L'idée de s'inspirer de la fraude et du vol d'identité, devenus de véritables fléaux dans notre société numérique, en était une brillante, et utiliser un personnage au nom unisexe comme Sandy laissait place à bien des situations cocasses et prometteuses en matière de sarcasme. Mais, après 50 ou 60 minutes, le concept s'effrite et on tombe fatalement dans l'incohérence et la démesure. Des chasseurs de primes, des criminels jeunes et sexy relevant d'un patron en taule, des courses en voiture rocambolesques se concluant par des carambolages ou des accidents spectaculaires, des attaques de serpents géants, des mélodrames familiaux et sociaux ainsi qu'une vulgarité omniprésente à peine justifiée par la protagoniste roturière; il y a vraiment de tout dans cette production et le mélange s'avère plutôt indigeste.
111 minutes pour une comédie, c'est déjà très long, donc, on s'attend à ce qu'un film de ce type qui ose accaparer l'attention de son fidèle public pendant si longtemps possède des arguments convaincants et une histoire suffisamment pertinente pour justifier sa durée excédant la moyenne; malheureusement, Identity Thief est loin du compte. La comédie mise presque toutes ses ressources sur l'étonnement et la surprise (comme l'avait fait de belle façon The Hangover en 2009), mais oublie d'imposer un rythme viable à son récit. Les éléments s'enchaînent à une vitesse effarante et ne trouvent jamais de véritable motivation au sein de cette histoire de vol d'identité qui devient, bien vite, superflue.
On mise aussi beaucoup sur le talent de Melissa McCarthy. Certes, dans Bridesmaids, la comédienne était la plus drôle et la plus à l'aise à l'écran même si elle avait le personnage le plus étrange du groupe, mais un bon coup ne signifie pas que tous les coups suivants seront aussi efficaces. Elle est encore amusante (elle joue, de toute façon, un personnage similaire) dans Identity Thief, mais elle ne possède plus l'impertinence et la particularité qu'elle avait dans la comédie qui nous a fait l'adopter et qui lui a valu une nomination aux Oscars (!) dans la catégorie meilleure actrice de soutien l'an dernier. Jason Bateman est, quant à lui, fidèle à lui-même; quelconque. Bateman représente, par contre, assez bien le « monsieur-tout-le-monde » naïf qui donne ses informations personnelles à une femme aimable au téléphone qui prétend vouloir protéger son identité pour empêcher les criminels de l'usurper.

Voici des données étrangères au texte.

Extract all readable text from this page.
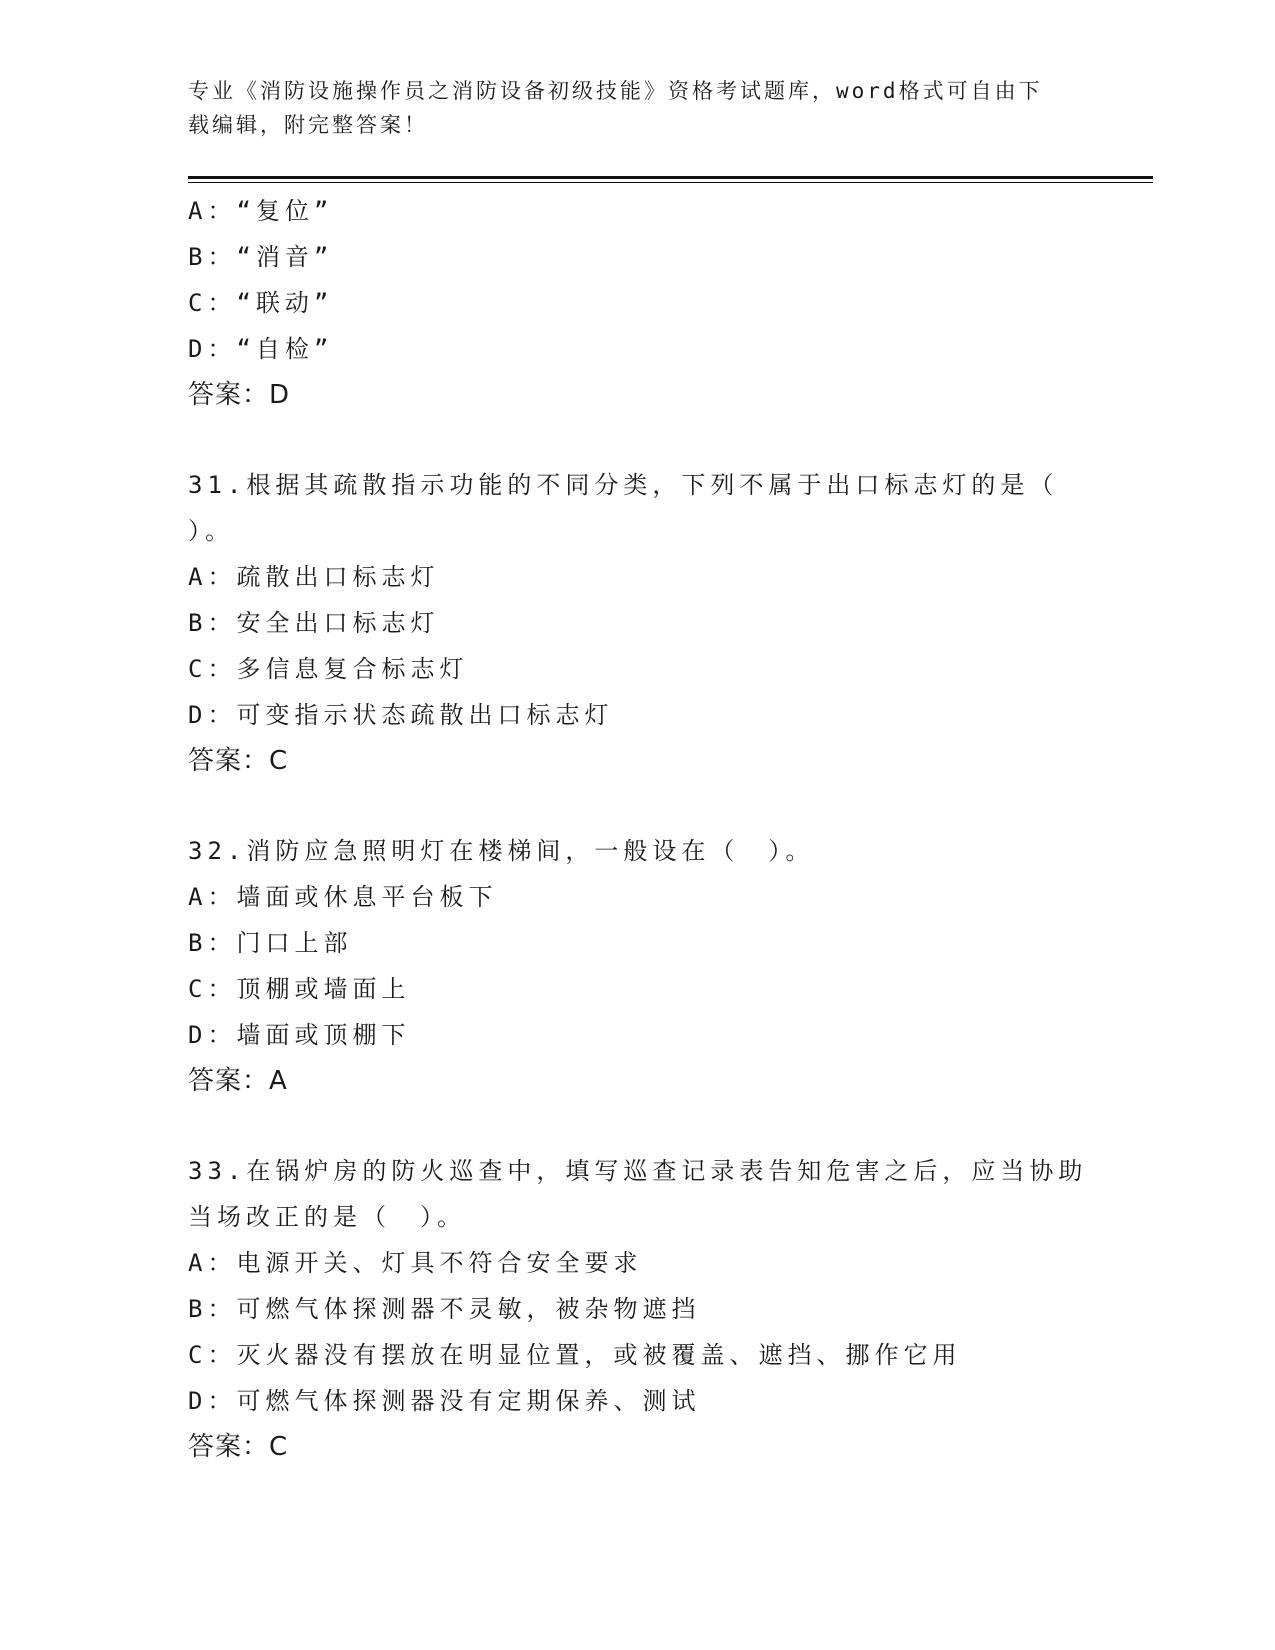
专业《消防设施操作员之消防设备初级技能》资格考试题库，word格式可自由下
载编辑，附完整答案！
A：“复位”
B：“消音”
C：“联动”
D：“自检”
答案：D
31.根据其疏散指示功能的不同分类，下列不属于出口标志灯的是（
）。
A：疏散出口标志灯
B：安全出口标志灯
C：多信息复合标志灯
D：可变指示状态疏散出口标志灯
答案：C
32.消防应急照明灯在楼梯间，一般设在（　）。
A：墙面或休息平台板下
B：门口上部
C：顶棚或墙面上
D：墙面或顶棚下
答案：A
33.在锅炉房的防火巡查中，填写巡查记录表告知危害之后，应当协助
当场改正的是（　）。
A：电源开关、灯具不符合安全要求
B：可燃气体探测器不灵敏，被杂物遮挡
C：灭火器没有摆放在明显位置，或被覆盖、遮挡、挪作它用
D：可燃气体探测器没有定期保养、测试
答案：C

Le pire dans tout cet amoncellement d'incohérences pourrait bien être la tentative ultime de sentimentalité qu'on nous sert sans réserve à la fin du récit. Une criminelle attendrie par la voix d'une fillette au téléphone ou des remords inopportuns d'une voleuse invétérée n'ont pas leur place dans une comédie aux visées caustiques comme Identity Thief. La rédemption est la dernière souffrance que nous impose cette comédie mal orchestrée et facile. Oui, on sourit à quelques endroits quand la situation dépasse l'entendement, mais ce n'est pas pour autant que c'est drôle et divertissant. C'est bien davantage un réflexe mécanique de notre cerveau épuisé par tant d'inepties qu'une véritable preuve de désennui.